White Rock council has taken the suggestion of Coun. Bill Lawrence to send an application for a proposed liquor-license amendment back to city staff – to see if a compromise can be reached between the business owner and surrounding uptown condo residents.
“We don’t want to put White Rock in the no-fun zone,” Lawrence said following a public hearing Monday evening.
The application, for the Bin 101 Wine and Tapas Bar at 1434 Johnston Rd., would amend the existing license to allow patron participation entertainment – in this case a 10-metre-by-10-metre dance floor – and extend the potential hours of liquor service to 1 a.m. seven days a week (although dancing, under regulations, would only be permitted until midnight except on New Year’s Eve).
Under BC Liquor Control and Licensing Branch regulations, a request for a permanent change to an existing liquor license needs a supporting resolution from the local council.
The decision to defer a resolution came following a public hearing in which council heard from a steady stream of residents – most of them from the adjacent Saltaire condo development – who said they feared the noise impact from an approval of dancing and extended hours, suggesting that this would transform the restaurant into a “nightclub” yards from their bedroom and living-room windows.
Among residents of Saltaire who spoke was former White Rock bar owner Tony Veltri.
“I have been doing this for 51 years (in) the bar business – I love the bar business,” said Veltri, who owned the Ocean Beach Hotel on Marine Drive prior to it becoming The Hemingway.
Bin 101, he said, is the wrong location for a nightclub.
“There is no place to smoke, no place to park – nobody wants to live above a nightclub. If they want a nightclub, they should move some other place.”
Other residents said they had already experienced noise late at night from Bin 101, and that some do shift work, which means that undisturbed rest is important to them. Others said they would be forced to move if the amendment was approved.
Bin 101 owner Terry Armisana countered objections by saying the dance floor had been requested by patrons, and that the establishment offers primarily piano bar entertainment, with a patron base in the 40-to-60 age range.
He added it would be unlikely the option to stay open until 1 a.m. would be used most nights.
While council members acknowledged objections, they also noted the restaurant – and the condos – are located in an urbanized uptown area due for increased highrise development.

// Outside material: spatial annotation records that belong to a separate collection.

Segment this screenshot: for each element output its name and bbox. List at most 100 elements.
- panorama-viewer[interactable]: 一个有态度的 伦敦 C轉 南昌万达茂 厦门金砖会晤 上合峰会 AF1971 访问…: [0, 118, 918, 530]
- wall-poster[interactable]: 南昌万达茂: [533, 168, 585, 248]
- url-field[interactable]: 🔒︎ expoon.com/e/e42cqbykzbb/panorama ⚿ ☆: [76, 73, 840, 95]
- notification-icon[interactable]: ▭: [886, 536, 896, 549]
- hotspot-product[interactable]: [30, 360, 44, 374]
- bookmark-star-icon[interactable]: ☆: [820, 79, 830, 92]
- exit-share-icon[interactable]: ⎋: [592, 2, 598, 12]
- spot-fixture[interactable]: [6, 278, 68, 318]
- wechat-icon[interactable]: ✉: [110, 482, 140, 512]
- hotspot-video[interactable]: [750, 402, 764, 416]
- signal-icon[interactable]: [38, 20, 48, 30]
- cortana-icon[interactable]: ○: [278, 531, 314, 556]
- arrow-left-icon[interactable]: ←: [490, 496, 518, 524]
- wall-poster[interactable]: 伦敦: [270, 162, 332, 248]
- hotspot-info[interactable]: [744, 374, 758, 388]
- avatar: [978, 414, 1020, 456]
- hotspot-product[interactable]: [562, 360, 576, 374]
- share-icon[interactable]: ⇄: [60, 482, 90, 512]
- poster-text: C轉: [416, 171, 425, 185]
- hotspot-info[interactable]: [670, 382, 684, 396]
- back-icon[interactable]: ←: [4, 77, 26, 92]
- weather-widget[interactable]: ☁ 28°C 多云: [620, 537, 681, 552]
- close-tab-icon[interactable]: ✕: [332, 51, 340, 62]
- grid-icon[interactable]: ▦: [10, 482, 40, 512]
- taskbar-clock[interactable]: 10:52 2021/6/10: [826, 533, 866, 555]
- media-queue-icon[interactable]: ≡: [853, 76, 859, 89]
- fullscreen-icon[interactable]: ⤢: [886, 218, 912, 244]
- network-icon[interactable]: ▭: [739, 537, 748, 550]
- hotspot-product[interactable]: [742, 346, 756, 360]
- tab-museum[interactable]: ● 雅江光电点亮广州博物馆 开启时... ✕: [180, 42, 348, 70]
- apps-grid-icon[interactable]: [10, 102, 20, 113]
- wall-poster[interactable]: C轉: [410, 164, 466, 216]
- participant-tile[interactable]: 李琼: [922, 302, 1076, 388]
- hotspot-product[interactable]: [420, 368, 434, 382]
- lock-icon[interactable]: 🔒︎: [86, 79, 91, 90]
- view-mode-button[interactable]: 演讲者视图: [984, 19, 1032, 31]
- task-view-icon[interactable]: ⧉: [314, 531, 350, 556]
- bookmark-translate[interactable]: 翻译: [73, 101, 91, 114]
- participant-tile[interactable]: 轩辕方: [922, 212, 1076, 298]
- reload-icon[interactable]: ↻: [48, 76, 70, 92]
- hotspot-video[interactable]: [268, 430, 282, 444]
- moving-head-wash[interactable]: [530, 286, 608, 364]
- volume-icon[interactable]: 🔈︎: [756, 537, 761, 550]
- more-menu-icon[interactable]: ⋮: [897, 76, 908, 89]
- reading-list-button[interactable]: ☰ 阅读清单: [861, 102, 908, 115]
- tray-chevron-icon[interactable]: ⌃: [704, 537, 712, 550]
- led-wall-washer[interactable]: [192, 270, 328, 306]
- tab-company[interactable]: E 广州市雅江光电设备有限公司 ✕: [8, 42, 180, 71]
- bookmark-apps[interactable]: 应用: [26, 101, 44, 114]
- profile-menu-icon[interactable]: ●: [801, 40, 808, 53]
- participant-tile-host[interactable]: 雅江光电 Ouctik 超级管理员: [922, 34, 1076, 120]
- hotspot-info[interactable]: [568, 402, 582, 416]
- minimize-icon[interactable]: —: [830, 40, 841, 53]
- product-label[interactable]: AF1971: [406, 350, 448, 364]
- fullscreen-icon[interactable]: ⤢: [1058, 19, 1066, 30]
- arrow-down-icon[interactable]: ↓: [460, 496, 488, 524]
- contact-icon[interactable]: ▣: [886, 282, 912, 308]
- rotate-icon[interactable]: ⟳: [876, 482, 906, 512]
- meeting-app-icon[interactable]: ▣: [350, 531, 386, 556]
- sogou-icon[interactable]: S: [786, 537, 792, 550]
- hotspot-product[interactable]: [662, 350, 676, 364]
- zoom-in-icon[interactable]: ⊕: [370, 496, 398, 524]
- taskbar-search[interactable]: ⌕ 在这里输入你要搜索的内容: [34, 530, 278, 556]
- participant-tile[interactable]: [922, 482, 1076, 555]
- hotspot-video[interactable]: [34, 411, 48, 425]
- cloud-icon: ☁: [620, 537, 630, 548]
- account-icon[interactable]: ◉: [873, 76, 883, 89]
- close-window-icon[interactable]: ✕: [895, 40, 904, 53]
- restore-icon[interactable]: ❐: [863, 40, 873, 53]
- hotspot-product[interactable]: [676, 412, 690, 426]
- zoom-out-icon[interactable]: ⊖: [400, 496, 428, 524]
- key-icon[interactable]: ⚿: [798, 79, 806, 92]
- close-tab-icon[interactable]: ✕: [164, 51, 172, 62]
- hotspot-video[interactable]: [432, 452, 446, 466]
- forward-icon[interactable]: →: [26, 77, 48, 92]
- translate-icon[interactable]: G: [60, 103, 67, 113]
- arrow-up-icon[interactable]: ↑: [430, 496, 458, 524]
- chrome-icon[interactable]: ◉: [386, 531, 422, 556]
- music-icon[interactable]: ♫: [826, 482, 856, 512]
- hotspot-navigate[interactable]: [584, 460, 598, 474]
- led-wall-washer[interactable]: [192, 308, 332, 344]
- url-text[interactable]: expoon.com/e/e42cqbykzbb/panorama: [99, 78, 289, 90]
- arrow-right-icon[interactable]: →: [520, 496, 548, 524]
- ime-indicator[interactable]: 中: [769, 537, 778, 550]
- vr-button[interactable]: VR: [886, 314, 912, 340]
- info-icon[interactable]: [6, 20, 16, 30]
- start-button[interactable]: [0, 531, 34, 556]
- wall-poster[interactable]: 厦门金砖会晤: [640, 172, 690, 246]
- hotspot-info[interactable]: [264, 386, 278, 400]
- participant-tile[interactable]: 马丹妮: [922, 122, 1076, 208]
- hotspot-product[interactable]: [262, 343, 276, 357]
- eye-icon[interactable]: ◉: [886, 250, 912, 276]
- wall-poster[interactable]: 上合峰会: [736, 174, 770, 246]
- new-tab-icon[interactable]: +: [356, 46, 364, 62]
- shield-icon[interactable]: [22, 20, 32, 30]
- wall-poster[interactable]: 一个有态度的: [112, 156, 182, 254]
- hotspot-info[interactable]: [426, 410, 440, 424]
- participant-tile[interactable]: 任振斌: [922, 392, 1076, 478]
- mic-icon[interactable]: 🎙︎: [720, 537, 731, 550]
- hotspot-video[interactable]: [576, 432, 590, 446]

Lawrence, former co-owner of the now-defunct Sandpiper Pub on Marine Drive, said “there needs to be a level of assurance of what is going to be happening in the establishment.”
“It is a town centre,” Coun. Helen Fathers said, adding she heard nothing in the proposal that suggested Bin 101 intended to become a nightclub.
“If we are going to have more density, we have to have more places that are kind of like this.”
Both Couns. Grant Meyer and David Chesney said they had no issues with the application but favoured finding a compromise.
While Coun. Megan Knight said she was “more on the side of the neighbours right now” she said “it would be nice if we could come up with a happy medium on this.”
Council already received a preliminary recommendation from acting planning and development services manager Greg St. Louis endorsing the application.
“Licensed establishments that include participatory entertainment opportunities are part of a vibrant and livable town centre area that is centrally located, within walking distance of higher population densities, and has access to…public transit, taxis, etc.,” he wrote.
While it is possible for staff to report back in time for the May 6 council meeting, St. Louis noted that an extension to the May 8 deadline for submitting a resolution to BCLCB might have to be extended.
Mayor Wayne Baldwin suggested this be applied for.
“It’s worth taking a little longer to do it right,” he said.